Bu başlıklardan biri ya da birden fazlası girişimciyi batırmaya yetebilir. Yeni bir fikir geliştirdiğimizde hepimizde aynı heyecan olur. Bu sefer kesin olacak. Bu fikrin eşi benzeri yok, daha önce yapanı hiç görmedim. Özyeğin Üniversitesi Rektörü Prof. Erhan hocamın dediği gibi “Eşi benzeri yoksa belki bir sebebi vardır” işe başlamadan önce başarma oranımızı yükseltmek için önce müşteriyi dinlemek onun ne istediğini bilmek çok önemli.

İnsanın hem özel hayatında hem iş hayatında ‘çakılma’ sebepleri olarak yukarıda yazdıklarımın yanında; ilişkilerimizi, çalışanlarımızı iyi yönetememek, Standartlara takılmak, iyi dinlememek ve dinletmemek ve Einstein’ın “Aynı şeyleri tekrar ederek farklı sonuç alamazsınız” sözü üzerine ısrarcı olmayı da sayabiliriz.

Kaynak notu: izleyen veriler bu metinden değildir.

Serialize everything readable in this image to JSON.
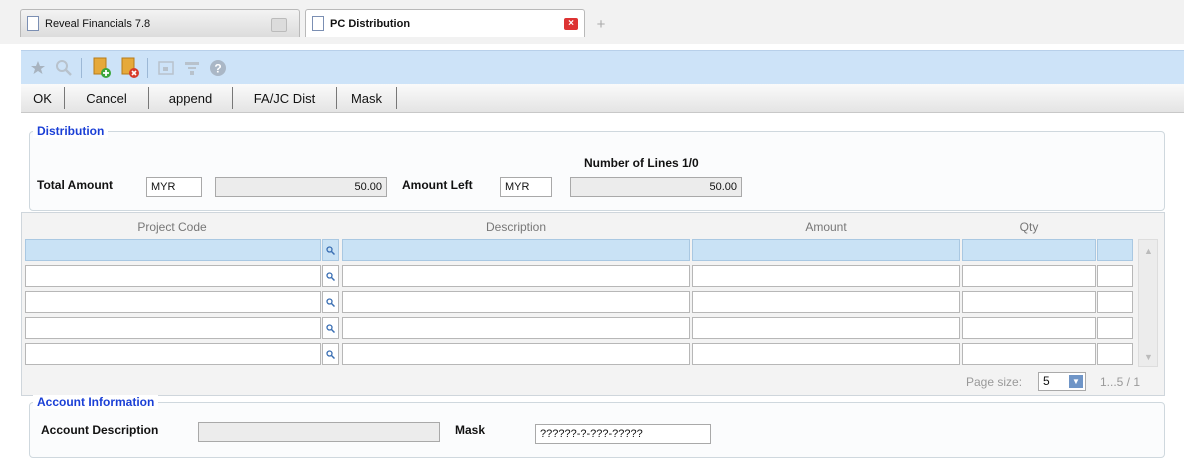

Başarmak için kişisel olarak hayat görüşüne sahip olmalı ve sosyal anlamda temel konular hakkında birikimlerimizi artırmaya devam etmeliyiz. Ve yeniden denemeli, farklı açıdan bakarak ve düşünerek yeniden denemeliyiz.

Sözün özü: Her girişimci başarısızlığı tadacaktır. Başaramamak sonuç değil sonuca giden tecrübedir.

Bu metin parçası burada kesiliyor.